As predicted under the FDR Framework, zero interest rate policies were not going to lead to blindly chasing after yield in the structured finance market. Market participants learned their lesson with the credit crisis that these securities do not have adequate disclosure. Notice how the lack of buyers in this $2 trillion market expressed itself with prices for non-government guaranteed mortgage-backed securities slumping almost 20% when the Fed tried to sell its $30 billion AIG portfolio.
The second fascinating point, though, is the cognitive dissonance surrounding this pattern. Six years ago, when I first started writing about the credit markets, I often heard US financiers praise America’s capital markets as the most developed system of free market finance in the world. Indeed, techniques such as securitisation were presented as a natural outcome of American enthusiasm for free market ideals.One of the major themes of this blog has been that "free markets" have a role for both government and market participants.
The US version of free markets under the FDR Framework combines the philosophy of disclosure with the practice of caveat emptor (buyer beware).
- government is responsible for ensuring that all market participants have access to all the useful, relevant information in an appropriate, timely manner.

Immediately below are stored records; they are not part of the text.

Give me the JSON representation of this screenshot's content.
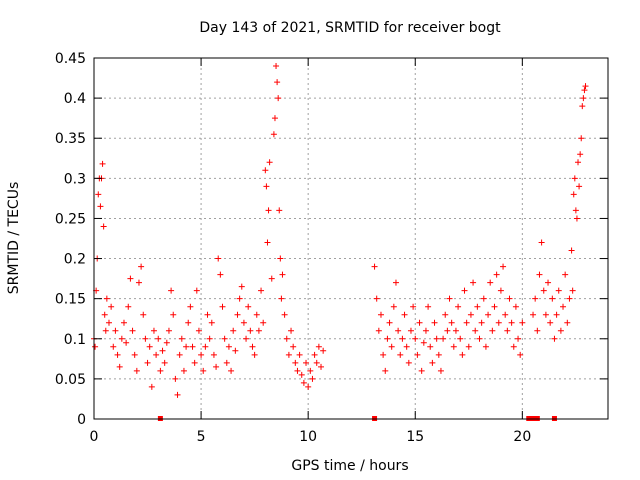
{
  "chart_data": {
    "type": "scatter",
    "title": "Day 143 of 2021, SRMTID for receiver bogt",
    "xlabel": "GPS time / hours",
    "ylabel": "SRMTID / TECUs",
    "xlim": [
      0,
      24
    ],
    "ylim": [
      0,
      0.45
    ],
    "x_ticks": [
      0,
      5,
      10,
      15,
      20
    ],
    "x_tick_labels": [
      "0",
      "5",
      "10",
      "15",
      "20"
    ],
    "y_ticks": [
      0,
      0.05,
      0.1,
      0.15,
      0.2,
      0.25,
      0.3,
      0.35,
      0.4,
      0.45
    ],
    "y_tick_labels": [
      "0",
      "0.05",
      "0.1",
      "0.15",
      "0.2",
      "0.25",
      "0.3",
      "0.35",
      "0.4",
      "0.45"
    ],
    "grid": true,
    "marker": "+",
    "series_color": "#ff0000",
    "gap_markers_x": [
      3.1,
      13.1,
      20.3,
      20.5,
      20.7,
      21.5
    ],
    "series": [
      {
        "name": "SRMTID",
        "points": [
          [
            0.0,
            0.1
          ],
          [
            0.05,
            0.09
          ],
          [
            0.1,
            0.16
          ],
          [
            0.15,
            0.2
          ],
          [
            0.2,
            0.28
          ],
          [
            0.25,
            0.3
          ],
          [
            0.3,
            0.265
          ],
          [
            0.35,
            0.3
          ],
          [
            0.4,
            0.318
          ],
          [
            0.45,
            0.24
          ],
          [
            0.5,
            0.13
          ],
          [
            0.55,
            0.11
          ],
          [
            0.6,
            0.15
          ],
          [
            0.7,
            0.12
          ],
          [
            0.8,
            0.14
          ],
          [
            0.9,
            0.09
          ],
          [
            1.0,
            0.11
          ],
          [
            1.1,
            0.08
          ],
          [
            1.2,
            0.065
          ],
          [
            1.3,
            0.1
          ],
          [
            1.4,
            0.12
          ],
          [
            1.5,
            0.095
          ],
          [
            1.6,
            0.14
          ],
          [
            1.7,
            0.175
          ],
          [
            1.8,
            0.11
          ],
          [
            1.9,
            0.08
          ],
          [
            2.0,
            0.06
          ],
          [
            2.1,
            0.17
          ],
          [
            2.2,
            0.19
          ],
          [
            2.3,
            0.13
          ],
          [
            2.4,
            0.1
          ],
          [
            2.5,
            0.07
          ],
          [
            2.6,
            0.09
          ],
          [
            2.7,
            0.04
          ],
          [
            2.8,
            0.11
          ],
          [
            2.9,
            0.08
          ],
          [
            3.0,
            0.1
          ],
          [
            3.1,
            0.06
          ],
          [
            3.2,
            0.085
          ],
          [
            3.3,
            0.07
          ],
          [
            3.4,
            0.095
          ],
          [
            3.5,
            0.11
          ],
          [
            3.6,
            0.16
          ],
          [
            3.7,
            0.13
          ],
          [
            3.8,
            0.05
          ],
          [
            3.9,
            0.03
          ],
          [
            4.0,
            0.08
          ],
          [
            4.1,
            0.1
          ],
          [
            4.2,
            0.06
          ],
          [
            4.3,
            0.09
          ],
          [
            4.4,
            0.12
          ],
          [
            4.5,
            0.14
          ],
          [
            4.6,
            0.09
          ],
          [
            4.7,
            0.07
          ],
          [
            4.8,
            0.16
          ],
          [
            4.9,
            0.11
          ],
          [
            5.0,
            0.08
          ],
          [
            5.1,
            0.06
          ],
          [
            5.2,
            0.09
          ],
          [
            5.3,
            0.13
          ],
          [
            5.4,
            0.1
          ],
          [
            5.5,
            0.12
          ],
          [
            5.6,
            0.08
          ],
          [
            5.7,
            0.065
          ],
          [
            5.8,
            0.2
          ],
          [
            5.9,
            0.18
          ],
          [
            6.0,
            0.14
          ],
          [
            6.1,
            0.1
          ],
          [
            6.2,
            0.07
          ],
          [
            6.3,
            0.09
          ],
          [
            6.4,
            0.06
          ],
          [
            6.5,
            0.11
          ],
          [
            6.6,
            0.085
          ],
          [
            6.7,
            0.13
          ],
          [
            6.8,
            0.15
          ],
          [
            6.9,
            0.165
          ],
          [
            7.0,
            0.12
          ],
          [
            7.1,
            0.1
          ],
          [
            7.2,
            0.14
          ],
          [
            7.3,
            0.11
          ],
          [
            7.4,
            0.09
          ],
          [
            7.5,
            0.08
          ],
          [
            7.6,
            0.13
          ],
          [
            7.7,
            0.11
          ],
          [
            7.8,
            0.16
          ],
          [
            7.9,
            0.12
          ],
          [
            8.0,
            0.31
          ],
          [
            8.05,
            0.29
          ],
          [
            8.1,
            0.22
          ],
          [
            8.15,
            0.26
          ],
          [
            8.2,
            0.32
          ],
          [
            8.3,
            0.175
          ],
          [
            8.4,
            0.355
          ],
          [
            8.45,
            0.375
          ],
          [
            8.5,
            0.44
          ],
          [
            8.55,
            0.42
          ],
          [
            8.6,
            0.4
          ],
          [
            8.65,
            0.26
          ],
          [
            8.7,
            0.2
          ],
          [
            8.75,
            0.15
          ],
          [
            8.8,
            0.18
          ],
          [
            8.9,
            0.13
          ],
          [
            9.0,
            0.1
          ],
          [
            9.1,
            0.08
          ],
          [
            9.2,
            0.11
          ],
          [
            9.3,
            0.09
          ],
          [
            9.4,
            0.07
          ],
          [
            9.5,
            0.06
          ],
          [
            9.6,
            0.08
          ],
          [
            9.7,
            0.055
          ],
          [
            9.8,
            0.045
          ],
          [
            9.9,
            0.07
          ],
          [
            10.0,
            0.04
          ],
          [
            10.1,
            0.06
          ],
          [
            10.2,
            0.05
          ],
          [
            10.3,
            0.08
          ],
          [
            10.4,
            0.07
          ],
          [
            10.5,
            0.09
          ],
          [
            10.6,
            0.065
          ],
          [
            10.7,
            0.085
          ],
          [
            13.1,
            0.19
          ],
          [
            13.2,
            0.15
          ],
          [
            13.3,
            0.11
          ],
          [
            13.4,
            0.13
          ],
          [
            13.5,
            0.08
          ],
          [
            13.6,
            0.06
          ],
          [
            13.7,
            0.1
          ],
          [
            13.8,
            0.12
          ],
          [
            13.9,
            0.09
          ],
          [
            14.0,
            0.14
          ],
          [
            14.1,
            0.17
          ],
          [
            14.2,
            0.11
          ],
          [
            14.3,
            0.08
          ],
          [
            14.4,
            0.1
          ],
          [
            14.5,
            0.13
          ],
          [
            14.6,
            0.09
          ],
          [
            14.7,
            0.07
          ],
          [
            14.8,
            0.11
          ],
          [
            14.9,
            0.14
          ],
          [
            15.0,
            0.1
          ],
          [
            15.1,
            0.08
          ],
          [
            15.2,
            0.12
          ],
          [
            15.3,
            0.06
          ],
          [
            15.4,
            0.095
          ],
          [
            15.5,
            0.11
          ],
          [
            15.6,
            0.14
          ],
          [
            15.7,
            0.09
          ],
          [
            15.8,
            0.07
          ],
          [
            15.9,
            0.12
          ],
          [
            16.0,
            0.1
          ],
          [
            16.1,
            0.08
          ],
          [
            16.2,
            0.06
          ],
          [
            16.3,
            0.1
          ],
          [
            16.4,
            0.13
          ],
          [
            16.5,
            0.11
          ],
          [
            16.6,
            0.15
          ],
          [
            16.7,
            0.12
          ],
          [
            16.8,
            0.09
          ],
          [
            16.9,
            0.11
          ],
          [
            17.0,
            0.14
          ],
          [
            17.1,
            0.1
          ],
          [
            17.2,
            0.08
          ],
          [
            17.3,
            0.16
          ],
          [
            17.4,
            0.12
          ],
          [
            17.5,
            0.09
          ],
          [
            17.6,
            0.13
          ],
          [
            17.7,
            0.17
          ],
          [
            17.8,
            0.11
          ],
          [
            17.9,
            0.14
          ],
          [
            18.0,
            0.1
          ],
          [
            18.1,
            0.12
          ],
          [
            18.2,
            0.15
          ],
          [
            18.3,
            0.09
          ],
          [
            18.4,
            0.13
          ],
          [
            18.5,
            0.17
          ],
          [
            18.6,
            0.11
          ],
          [
            18.7,
            0.14
          ],
          [
            18.8,
            0.18
          ],
          [
            18.9,
            0.12
          ],
          [
            19.0,
            0.16
          ],
          [
            19.1,
            0.19
          ],
          [
            19.2,
            0.13
          ],
          [
            19.3,
            0.11
          ],
          [
            19.4,
            0.15
          ],
          [
            19.5,
            0.12
          ],
          [
            19.6,
            0.09
          ],
          [
            19.7,
            0.14
          ],
          [
            19.8,
            0.1
          ],
          [
            19.9,
            0.08
          ],
          [
            20.0,
            0.12
          ],
          [
            20.5,
            0.13
          ],
          [
            20.6,
            0.15
          ],
          [
            20.7,
            0.11
          ],
          [
            20.8,
            0.18
          ],
          [
            20.9,
            0.22
          ],
          [
            21.0,
            0.16
          ],
          [
            21.1,
            0.13
          ],
          [
            21.2,
            0.17
          ],
          [
            21.3,
            0.12
          ],
          [
            21.4,
            0.15
          ],
          [
            21.5,
            0.1
          ],
          [
            21.6,
            0.13
          ],
          [
            21.7,
            0.16
          ],
          [
            21.8,
            0.11
          ],
          [
            21.9,
            0.14
          ],
          [
            22.0,
            0.18
          ],
          [
            22.1,
            0.12
          ],
          [
            22.2,
            0.15
          ],
          [
            22.3,
            0.21
          ],
          [
            22.35,
            0.16
          ],
          [
            22.4,
            0.28
          ],
          [
            22.45,
            0.3
          ],
          [
            22.5,
            0.26
          ],
          [
            22.55,
            0.25
          ],
          [
            22.6,
            0.32
          ],
          [
            22.65,
            0.29
          ],
          [
            22.7,
            0.33
          ],
          [
            22.75,
            0.35
          ],
          [
            22.8,
            0.39
          ],
          [
            22.85,
            0.4
          ],
          [
            22.9,
            0.41
          ],
          [
            22.95,
            0.415
          ]
        ]
      }
    ]
  }
}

- market participants are responsible for the outcome of any investment decision and as a result they have an incentive to adjust both the price and amount of their exposure based on the results of their analysis of this information.
Investors have limited ability to require disclosure. Instead, they go on a buyer's strike covering the types of securities with inadequate disclosure. While waiting for the government and issuers to provide adequate disclosure, investors turn to alternative investments that do provide adequate disclosure. It is only when the issuers provide all the useful, relevant information in an appropriate, timely manner that the buyer's strike will end.
But the dirty secret behind this rhetoric was that government-backed institutions such as Fannie and Freddie were playing an important role in the modern financial system, even before the credit crisis erupted. And what is remarkable now, given that the role of Fannie and Freddie has swelled, is just how little debate this patter continues to generate.
After all, with the US remaining wedded to free market ideals, it is uncomfortable to admit that “capital markets in the US have become reliant on government guarantees”, says Viral Acharya, an economist and co-author of a thought-provoking book.*Capital markets in the US are not "reliant" on government guarantees. They use these guarantees as a substitute for access to all the useful, relevant information in an appropriate, timely manner.
If the US wanted to reduce the total amount of government guaranteed debt, it could simply provide access to all the useful, relevant information in an appropriate, timely manner instead. This would allow the guaranteed debt to runoff and be replaced by non-guaranteed debt.